Tara Keating (left) and Meredith Rainey in Matthew Neenan’s
Photo by Ted Lieverman
Arts Bank, Philadelphia, PA
March 8–9, 2005
Reviewed by Lewis Whittington
Take one new company—Ballet X, launched by Matthew Neenan and Christine Cox, two founders of the disbanded Phrenic New Ballet—and add composers from the Network for New Music, and the result is “Doubletake.” In this latest collaborative effort by The Dance Project, four short chamber music works were played alone and then as accompaniment to choreography. The musicianship and choreography were so strong that “Doubletake” wasn’t an experiment after all—it was vital dance theater.

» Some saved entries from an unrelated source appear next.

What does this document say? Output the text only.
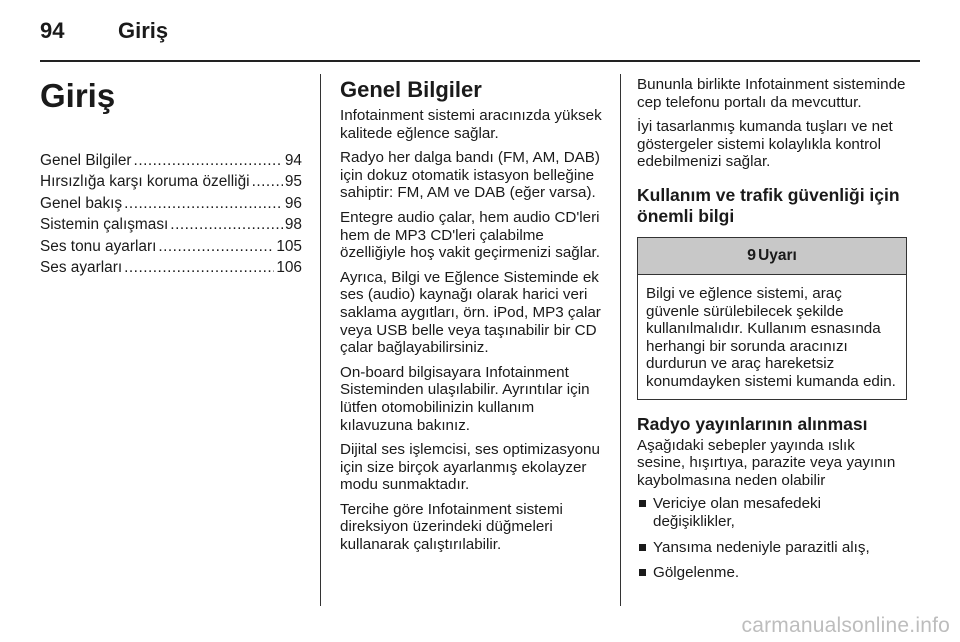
94 Giriş
Giriş
Genel Bilgiler .....	94
Hırsızlığa karşı koruma özelliği ..... 95
Genel bakış .....	96
Sistemin çalışması .....	98
Ses tonu ayarları .....	105
Ses ayarları .....	106
Genel Bilgiler

Infotainment sistemi aracınızda yüksek kalitede eğlence sağlar.

Radyo her dalga bandı (FM, AM, DAB) için dokuz otomatik istasyon belleğine sahiptir: FM, AM ve DAB (eğer varsa).

Entegre audio çalar, hem audio CD'leri hem de MP3 CD'leri çalabilme özelliğiyle hoş vakit geçirmenizi sağlar.

Ayrıca, Bilgi ve Eğlence Sisteminde ek ses (audio) kaynağı olarak harici veri saklama aygıtları, örn. iPod, MP3 çalar veya USB belle veya taşınabilir bir CD çalar bağlayabilirsiniz.

On-board bilgisayara Infotainment Sisteminden ulaşılabilir. Ayrıntılar için lütfen otomobilinizin kullanım kılavuzuna bakınız.

Dijital ses işlemcisi, ses optimizasyonu için size birçok ayarlanmış ekolayzer modu sunmaktadır.

Tercihe göre Infotainment sistemi direksiyon üzerindeki düğmeleri kullanarak çalıştırılabilir.

Bununla birlikte Infotainment sisteminde cep telefonu portalı da mevcuttur.

İyi tasarlanmış kumanda tuşları ve net göstergeler sistemi kolaylıkla kontrol edebilmenizi sağlar.

Kullanım ve trafik güvenliği için önemli bilgi
9 Uyarı
Bilgi ve eğlence sistemi, araç güvenle sürülebilecek şekilde kullanılmalıdır. Kullanım esnasında herhangi bir sorunda aracınızı durdurun ve araç hareketsiz konumdayken sistemi kumanda edin.
Radyo yayınlarının alınması

Aşağıdaki sebepler yayında ıslık sesine, hışırtıya, parazite veya yayının kaybolmasına neden olabilir

Vericiye olan mesafedeki değişiklikler,
Yansıma nedeniyle parazitli alış,
Gölgelenme.
carmanualsonline.info
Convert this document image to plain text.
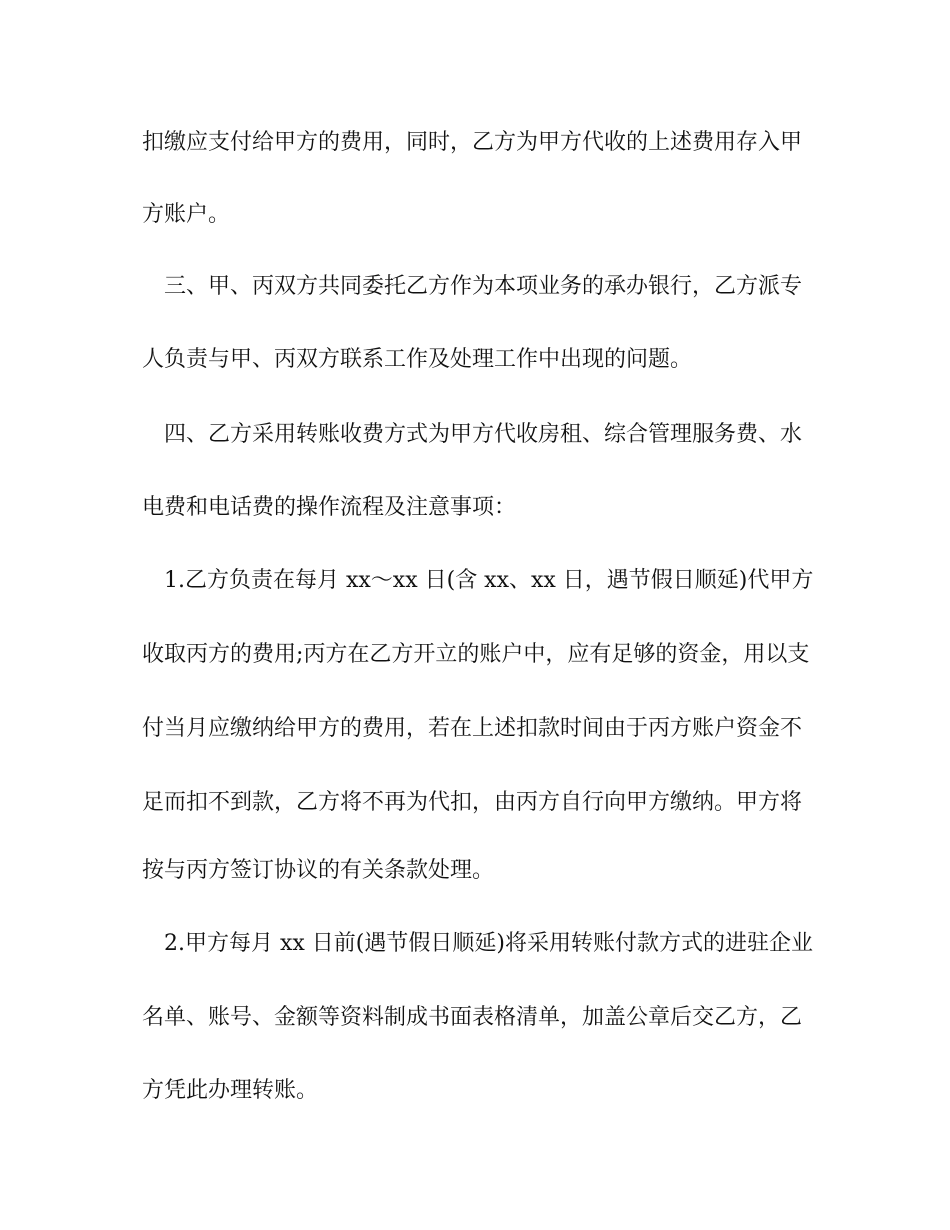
扣缴应支付给甲方的费用，同时，乙方为甲方代收的上述费用存入甲
方账户。
三、甲、丙双方共同委托乙方作为本项业务的承办银行，乙方派专
人负责与甲、丙双方联系工作及处理工作中出现的问题。
四、乙方采用转账收费方式为甲方代收房租、综合管理服务费、水
电费和电话费的操作流程及注意事项：
1.乙方负责在每月 xx～xx 日(含 xx、xx 日，遇节假日顺延)代甲方
收取丙方的费用;丙方在乙方开立的账户中，应有足够的资金，用以支
付当月应缴纳给甲方的费用，若在上述扣款时间由于丙方账户资金不
足而扣不到款，乙方将不再为代扣，由丙方自行向甲方缴纳。甲方将
按与丙方签订协议的有关条款处理。
2.甲方每月 xx 日前(遇节假日顺延)将采用转账付款方式的进驻企业
名单、账号、金额等资料制成书面表格清单，加盖公章后交乙方，乙
方凭此办理转账。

In Cox’s Dancepiece, a trio in swirling counterpoint set to music by James Primosch and danced by Neenan, Tara Keating, and James Ihde (all on loan from Pennsylvania Ballet), her deceptively simple movement patterns break away to intriguing lifts, phrasing, and interplay in a sort of deconstructed classical jam. She followed that with Amore Scaduto (meaning “love, trashed”), a smoldering tryst for herself and her frequent partner, Meredith Rainey.
Ihde brought sensitive articulation to Rainey’s premiere of YangKo, a playful, meditative solo set to the crystalline music of Chen Yi. Dancing first in silhouette behind a white drape, Ihde ripped through Rainey’s explosive classicism, following it with delicate hand gestures made behind the curtain. When Ihde ripped down that curtain (which represented the “crap” of masculinity, Rainey said later), the expressive contrasts seemed like an anti-macho manifesto.
In Neenan’s Vibrate, two songs by bad-boy pop composer Rufus Wainwright, “Vibrate” and “Oh What a World,” were used as springboards for a string quintet by Robert Maggio. Cox, Keating, and Rainey joined Neenan in quick-tempo, asymmetric movement that directly interpreted the music’s tonal drama. Neenan’s dervish-like spins to face the musicians joyously represented the creative intimacy here.